You can certainly produce something slick and well finished but while the execution is high quality due in no small part to technology, at its heart most output today lacks the creative flair that produces emotional connection. The kind of connection needed to change behaviour and build strong brands and leverage profit uplift.
Process can’t crack it. If it could Myer, BIG W, Target and countless other retailers would be in robust good health for they have spent millions of dollars on well executed, process driven change management programs that have done nothing to create sustainable profit growth.
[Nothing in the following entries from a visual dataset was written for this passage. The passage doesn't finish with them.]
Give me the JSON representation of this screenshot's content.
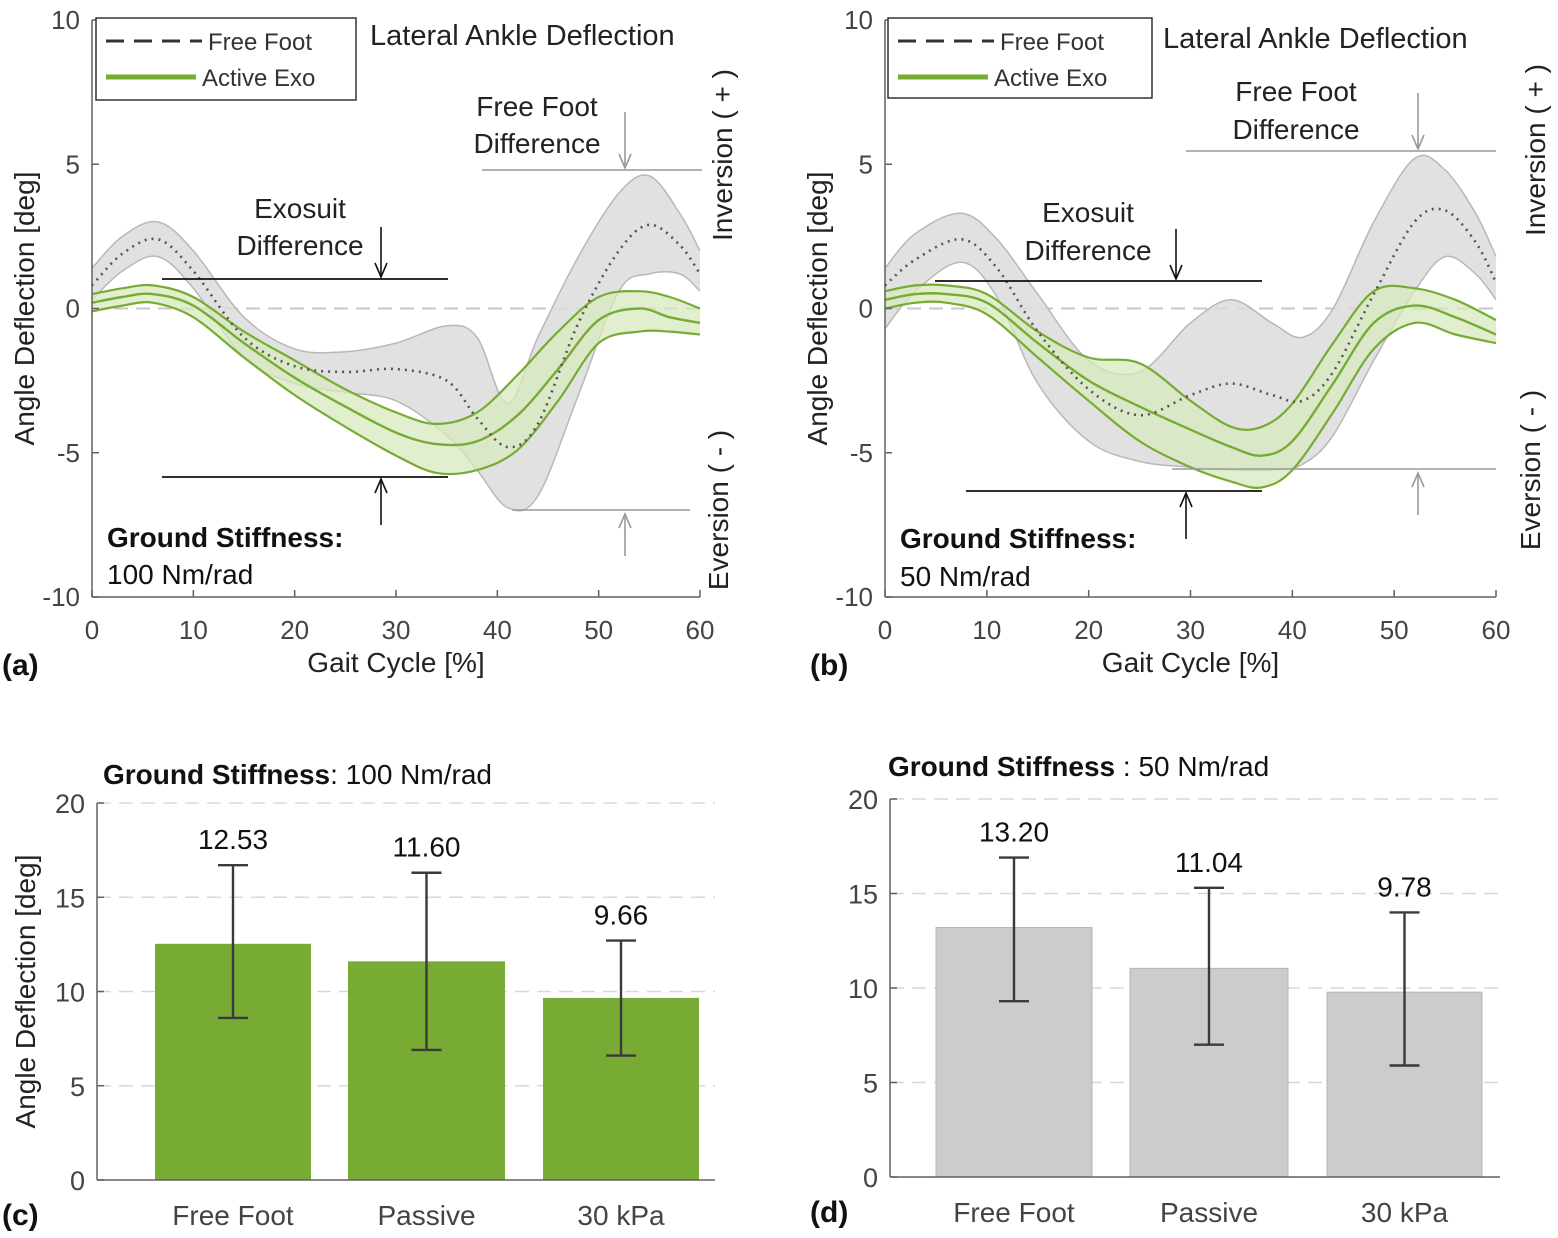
{
  "colors": {
    "exo": "#76ab34",
    "exo_band": "#d8e9bd",
    "free_band": "#dcdcdc",
    "free_band_edge": "#b8b8b8",
    "free_line": "#555555",
    "bar_green": "#77ab33",
    "bar_gray": "#cccccc",
    "axis": "#606060"
  },
  "chart_data": [
    {
      "panel_label": "(a)",
      "type": "line",
      "title": "Lateral Ankle Deflection",
      "xlabel": "Gait Cycle [%]",
      "ylabel": "Angle Deflection [deg]",
      "xlim": [
        0,
        60
      ],
      "ylim": [
        -10,
        10
      ],
      "xticks": [
        "0",
        "10",
        "20",
        "30",
        "40",
        "50",
        "60"
      ],
      "yticks": [
        "-10",
        "-5",
        "0",
        "5",
        "10"
      ],
      "legend": [
        "Free Foot",
        "Active Exo"
      ],
      "legend_position": "top-left",
      "annotations": {
        "exo_diff_l1": "Exosuit",
        "exo_diff_l2": "Difference",
        "free_diff_l1": "Free Foot",
        "free_diff_l2": "Difference",
        "inversion": "Inversion ( + )",
        "eversion": "Eversion ( - )",
        "stiffness_label": "Ground Stiffness:",
        "stiffness_value": "100 Nm/rad"
      },
      "series": [
        {
          "name": "Free Foot",
          "style": "dotted mean with gray band",
          "x": [
            0,
            3,
            6.5,
            10,
            15,
            20,
            25,
            30,
            35,
            38,
            41,
            44,
            48,
            52,
            55,
            58,
            60
          ],
          "mean": [
            0.8,
            1.9,
            2.4,
            1.3,
            -1.0,
            -2.0,
            -2.2,
            -2.1,
            -2.5,
            -3.8,
            -4.8,
            -4.0,
            -0.5,
            2.0,
            2.9,
            2.2,
            1.2
          ],
          "upper": [
            1.4,
            2.5,
            3.0,
            2.0,
            -0.3,
            -1.4,
            -1.5,
            -1.2,
            -0.6,
            -1.0,
            -3.3,
            -1.0,
            1.8,
            4.0,
            4.6,
            3.3,
            2.0
          ],
          "lower": [
            0.3,
            1.3,
            1.8,
            0.7,
            -1.7,
            -2.6,
            -2.9,
            -3.2,
            -4.4,
            -5.6,
            -6.9,
            -6.5,
            -3.0,
            0.6,
            1.2,
            1.2,
            0.6
          ]
        },
        {
          "name": "Active Exo",
          "style": "solid mean with green band",
          "x": [
            0,
            3,
            6,
            10,
            15,
            20,
            25,
            30,
            34,
            38,
            42,
            46,
            50,
            54,
            57,
            60
          ],
          "mean": [
            0.2,
            0.4,
            0.5,
            0.1,
            -1.2,
            -2.4,
            -3.4,
            -4.3,
            -4.7,
            -4.6,
            -3.7,
            -2.1,
            -0.4,
            0.0,
            -0.3,
            -0.5
          ],
          "upper": [
            0.5,
            0.7,
            0.8,
            0.4,
            -0.8,
            -1.8,
            -2.8,
            -3.6,
            -4.0,
            -3.6,
            -2.3,
            -0.8,
            0.4,
            0.6,
            0.4,
            0.0
          ],
          "lower": [
            -0.1,
            0.1,
            0.2,
            -0.3,
            -1.7,
            -3.0,
            -4.1,
            -5.1,
            -5.7,
            -5.6,
            -4.9,
            -3.2,
            -1.2,
            -0.8,
            -0.8,
            -0.9
          ]
        }
      ]
    },
    {
      "panel_label": "(b)",
      "type": "line",
      "title": "Lateral Ankle Deflection",
      "xlabel": "Gait Cycle [%]",
      "ylabel": "Angle Deflection [deg]",
      "xlim": [
        0,
        60
      ],
      "ylim": [
        -10,
        10
      ],
      "xticks": [
        "0",
        "10",
        "20",
        "30",
        "40",
        "50",
        "60"
      ],
      "yticks": [
        "-10",
        "-5",
        "0",
        "5",
        "10"
      ],
      "legend": [
        "Free Foot",
        "Active Exo"
      ],
      "legend_position": "top-left",
      "annotations": {
        "exo_diff_l1": "Exosuit",
        "exo_diff_l2": "Difference",
        "free_diff_l1": "Free Foot",
        "free_diff_l2": "Difference",
        "inversion": "Inversion ( + )",
        "eversion": "Eversion ( - )",
        "stiffness_label": "Ground Stiffness:",
        "stiffness_value": "50 Nm/rad"
      },
      "series": [
        {
          "name": "Free Foot",
          "style": "dotted mean with gray band",
          "x": [
            0,
            3,
            7.5,
            11,
            15,
            20,
            25,
            30,
            34,
            38,
            41,
            44,
            48,
            52,
            55,
            58,
            60
          ],
          "mean": [
            0.8,
            1.7,
            2.4,
            1.4,
            -0.8,
            -2.8,
            -3.7,
            -3.0,
            -2.6,
            -3.0,
            -3.2,
            -2.2,
            0.5,
            3.0,
            3.4,
            2.3,
            0.9
          ],
          "upper": [
            1.4,
            2.6,
            3.3,
            2.4,
            0.5,
            -1.8,
            -2.2,
            -0.5,
            0.3,
            -0.5,
            -1.0,
            0.0,
            3.0,
            5.2,
            4.8,
            3.3,
            1.8
          ],
          "lower": [
            -0.7,
            0.6,
            1.6,
            0.4,
            -2.6,
            -4.6,
            -5.3,
            -5.5,
            -5.6,
            -5.6,
            -5.4,
            -4.4,
            -1.8,
            0.6,
            1.8,
            1.2,
            0.3
          ]
        },
        {
          "name": "Active Exo",
          "style": "solid mean with green band",
          "x": [
            0,
            3,
            6,
            10,
            15,
            20,
            25,
            30,
            34,
            37,
            40,
            44,
            48,
            52,
            56,
            60
          ],
          "mean": [
            0.3,
            0.5,
            0.5,
            0.2,
            -1.2,
            -2.5,
            -3.4,
            -4.2,
            -4.8,
            -5.1,
            -4.6,
            -2.6,
            -0.5,
            0.1,
            -0.3,
            -0.9
          ],
          "upper": [
            0.6,
            0.8,
            0.8,
            0.5,
            -0.8,
            -1.7,
            -1.9,
            -3.2,
            -4.1,
            -4.1,
            -3.3,
            -1.2,
            0.6,
            0.7,
            0.3,
            -0.4
          ],
          "lower": [
            0.0,
            0.2,
            0.2,
            -0.2,
            -1.7,
            -3.2,
            -4.6,
            -5.5,
            -6.0,
            -6.2,
            -5.6,
            -3.6,
            -1.4,
            -0.5,
            -0.9,
            -1.2
          ]
        }
      ]
    },
    {
      "panel_label": "(c)",
      "type": "bar",
      "title_bold": "Ground Stiffness",
      "title_rest": ": 100 Nm/rad",
      "ylabel": "Angle Deflection [deg]",
      "ylim": [
        0,
        20
      ],
      "yticks": [
        "0",
        "5",
        "10",
        "15",
        "20"
      ],
      "categories": [
        "Free Foot",
        "Passive",
        "30 kPa"
      ],
      "values": [
        12.53,
        11.6,
        9.66
      ],
      "value_labels": [
        "12.53",
        "11.60",
        "9.66"
      ],
      "error_low": [
        8.6,
        6.9,
        6.6
      ],
      "error_high": [
        16.7,
        16.3,
        12.7
      ],
      "bar_color": "#77ab33",
      "grid": "horizontal dashed"
    },
    {
      "panel_label": "(d)",
      "type": "bar",
      "title_bold": "Ground Stiffness",
      "title_rest": " : 50 Nm/rad",
      "ylabel": "",
      "ylim": [
        0,
        20
      ],
      "yticks": [
        "0",
        "5",
        "10",
        "15",
        "20"
      ],
      "categories": [
        "Free Foot",
        "Passive",
        "30 kPa"
      ],
      "values": [
        13.2,
        11.04,
        9.78
      ],
      "value_labels": [
        "13.20",
        "11.04",
        "9.78"
      ],
      "error_low": [
        9.3,
        7.0,
        5.9
      ],
      "error_high": [
        16.9,
        15.3,
        14.0
      ],
      "bar_color": "#cccccc",
      "grid": "horizontal dashed"
    }
  ]
}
A big idea – capable of reigniting a successful retailer – does not come from process alone. It takes people who are capable of genuine creativity given the space, time and support to generate an idea that will inspire all stakeholders to change what they are doing now. Kennedy, King, Jobs, Vuitton, Selfridge, Walton, Ortega – these leaders all had one thing in common. They breathed life into big ideas that motivated others to follow the processes necessary for implementation leading to sustainable gain.
All great retail businesses need creative people at some point in the mix. Today we seem stuck in regurgitation and exploitation in an endless cycle of production efficiency that does not tolerate the compromises necessary to support big ideas. But as declining margins prove – and what Sam Walton was quoted as saying – “What doesn’t change has to get cheaper.”
You want to make things better – you need big ideas. You need big ideas – you need to involve the people who can deliver them – outside business as usual, outside normal process and often outside your current talent pool. For your business right now, what’s the big idea?